To begin all over again is an American dream, a classic but remarkably hard one to accomplish. Irish migrs Johnny and Sarah (Paddy Considine and Samantha Morton) discover this when they hit the streets of Manhattan with their two young daughters, Christy and Ariel (real-life sisters Sarah and Emma Bolger) in tow. The family faces an uncertain but hopeful future in America, but first they must face down a past that haunts every single one of them.
With no cash to spare, the family settles into a New York tenement populated by a colourful assortment of characters – and attempt to turn a less-than-attractive apartment into a true home. From dragging a beat air conditioner across Manhattan to finding make-do jobs, nothing comes easy for Johnny and Sarah. While the couple sees America as rife with challenges and dangers, Christy and Ariel see it as a magical place where anything can happen.

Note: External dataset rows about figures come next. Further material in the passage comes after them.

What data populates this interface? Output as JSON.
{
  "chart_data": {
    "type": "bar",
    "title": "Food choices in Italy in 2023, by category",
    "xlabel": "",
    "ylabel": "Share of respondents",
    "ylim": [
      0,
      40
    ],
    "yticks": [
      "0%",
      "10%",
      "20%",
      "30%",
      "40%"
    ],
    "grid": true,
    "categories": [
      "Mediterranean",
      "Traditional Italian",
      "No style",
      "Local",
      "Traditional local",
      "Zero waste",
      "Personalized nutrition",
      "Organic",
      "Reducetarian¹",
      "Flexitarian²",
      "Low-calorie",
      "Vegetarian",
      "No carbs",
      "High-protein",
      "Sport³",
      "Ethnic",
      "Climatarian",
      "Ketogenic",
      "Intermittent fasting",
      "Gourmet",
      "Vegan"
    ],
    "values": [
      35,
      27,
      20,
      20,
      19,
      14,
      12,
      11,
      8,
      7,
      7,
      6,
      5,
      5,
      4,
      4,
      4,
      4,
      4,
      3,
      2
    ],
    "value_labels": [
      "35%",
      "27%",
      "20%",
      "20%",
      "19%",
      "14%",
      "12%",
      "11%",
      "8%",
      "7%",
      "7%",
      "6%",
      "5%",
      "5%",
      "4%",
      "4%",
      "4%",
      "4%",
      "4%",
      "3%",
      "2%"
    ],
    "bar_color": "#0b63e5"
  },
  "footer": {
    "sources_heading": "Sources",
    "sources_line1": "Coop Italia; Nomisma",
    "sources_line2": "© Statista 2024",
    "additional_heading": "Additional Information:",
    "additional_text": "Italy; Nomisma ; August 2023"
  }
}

Christy and Ariel’s Halloween encounter with a mysterious neighbour named Mateo (Djimon Hounsou), is an event that begins to change everything. As the family heads for a crisis, Mateo becomes their unlikely ally in the territory where hope, faith and even magic hold sway.

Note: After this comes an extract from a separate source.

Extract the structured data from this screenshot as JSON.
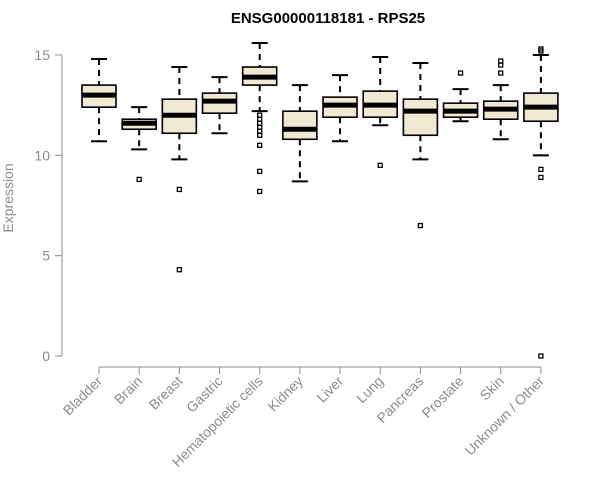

In America is Jim Sheridan’s most personal film to date, he co-wrote it with his two daughters, Naomi and Kirsten, and it is also one of his best. This is saying a lot considering this is the filmmaker responsible for the brilliant My Left Foot and In the Name of the Father. The film works so well because it captures the magic, humour, dangers and promises of a new place to call home without becoming manipulative or melodramatic.

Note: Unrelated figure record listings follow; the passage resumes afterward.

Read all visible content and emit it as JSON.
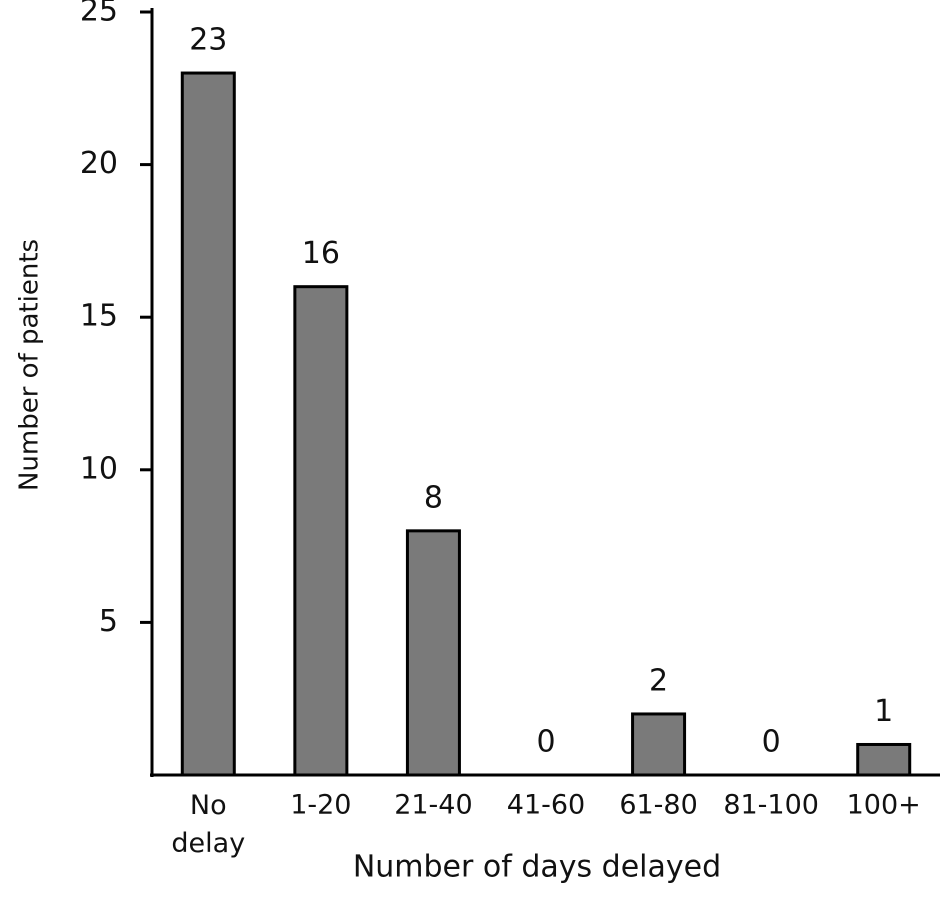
{
  "chart_data": {
    "type": "bar",
    "x_label": "Number of days delayed",
    "y_label": "Number of patients",
    "categories": [
      "No delay",
      "1-20",
      "21-40",
      "41-60",
      "61-80",
      "81-100",
      "100+"
    ],
    "values": [
      23,
      16,
      8,
      0,
      2,
      0,
      1
    ],
    "color": "#7a7a7a",
    "ylim": [
      0,
      25
    ],
    "yticks": [
      5,
      10,
      15,
      20,
      25
    ]
  }
}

The people that the family encounters are three-dimensional and feel real, not the stereotypes one would come across in this type of story. There are moments where melodrama threatens to rear its ugly head and derail the dramatic momentum, but Sheridan and his exceptional cast and crew make sure that the movie stays the course.
Far too many times, families are portrayed in motion pictures unconvincingly, never making us forget that we’re watching a bunch of actors pretending to be an actual domestic unit. This doesn’t happen here. The performances by Considine, Morton and the Bolger sisters are all excellent, full of emotional power and conviction. Hounsou finally finds a role worthy enough to match the impressive work he displayed in 1997′s Amistad, with his fine supporting turn as the neighbour who helps the family as much as they assist him.
In America is a celebration, one of life, relationships, family and community. It’s a loving ode to the immigrant experience and the people, places and events we encounter in our everyday world. It’s a film that uplifts your spirits and emotionally moves you without manipulation. It is also one of the best films ofthe year.